Note – Hemp does not have an established County T-Yield yet. This is going to be part of the process for the USDA to establish for the Hemp Crop Insurance program. Hemp producers will want to be a part of this process to help educate the policy makers on what a sustainable Hemp crop looks like in your geographic region.
Remember, if you are new to farming Hemp, and they eventually have a Hemp Crop Insurance program you will most likely (currently we do not know, but based on other crops) have to plug in 4 Years of County T-Yields to startup your Hemp Crop Insurance APH. A low County T-Yield will have adverse affects on your operation.
Continue to check out our blog as we dive deeper into Crop Insurance to help educate you.

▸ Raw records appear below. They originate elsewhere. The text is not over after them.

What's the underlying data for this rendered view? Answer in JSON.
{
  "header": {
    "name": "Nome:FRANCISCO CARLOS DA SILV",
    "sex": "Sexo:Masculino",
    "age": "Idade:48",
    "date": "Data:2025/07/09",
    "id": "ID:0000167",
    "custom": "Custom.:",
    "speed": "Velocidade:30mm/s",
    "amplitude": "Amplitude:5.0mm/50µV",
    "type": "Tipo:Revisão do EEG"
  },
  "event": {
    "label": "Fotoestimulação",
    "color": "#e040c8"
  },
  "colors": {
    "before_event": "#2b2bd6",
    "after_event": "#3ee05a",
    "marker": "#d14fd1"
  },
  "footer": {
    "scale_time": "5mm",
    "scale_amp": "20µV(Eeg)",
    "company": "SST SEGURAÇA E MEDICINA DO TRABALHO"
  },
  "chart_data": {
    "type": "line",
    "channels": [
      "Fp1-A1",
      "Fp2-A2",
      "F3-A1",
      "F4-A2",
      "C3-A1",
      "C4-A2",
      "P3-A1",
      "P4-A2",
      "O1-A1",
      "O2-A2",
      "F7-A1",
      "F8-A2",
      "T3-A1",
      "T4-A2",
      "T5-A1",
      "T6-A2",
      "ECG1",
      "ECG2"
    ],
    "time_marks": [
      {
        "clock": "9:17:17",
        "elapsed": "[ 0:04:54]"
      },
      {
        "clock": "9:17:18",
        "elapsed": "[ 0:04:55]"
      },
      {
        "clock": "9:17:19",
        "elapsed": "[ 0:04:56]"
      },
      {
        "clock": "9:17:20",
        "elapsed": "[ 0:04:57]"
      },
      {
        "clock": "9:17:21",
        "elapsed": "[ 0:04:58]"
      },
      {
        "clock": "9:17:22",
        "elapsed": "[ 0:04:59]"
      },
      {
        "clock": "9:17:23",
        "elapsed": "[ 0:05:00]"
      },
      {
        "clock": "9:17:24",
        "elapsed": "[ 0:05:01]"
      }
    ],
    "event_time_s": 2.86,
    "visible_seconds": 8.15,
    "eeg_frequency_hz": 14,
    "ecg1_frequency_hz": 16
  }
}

There are a lot of rules behind this program, so the above information is very high level. You will want to take a deeper dive into understanding the program before making a purchasing decision. Keep in mind the above information is for informational purposes only, and does not replace anything found in the Crop Insurance Handbook, Loss Adjustment Manual, RMA’s website, etc. Always consult the Crop Insurance Handbook, Loss Adjustment Manual, RMA’s website, etc. before making a purchasing decision. Any discrepancy between the above information and the policy is not intended. The information provided in this article does not supersede policy and procedure. Any changes to the policy and procedures may make this material obsolete.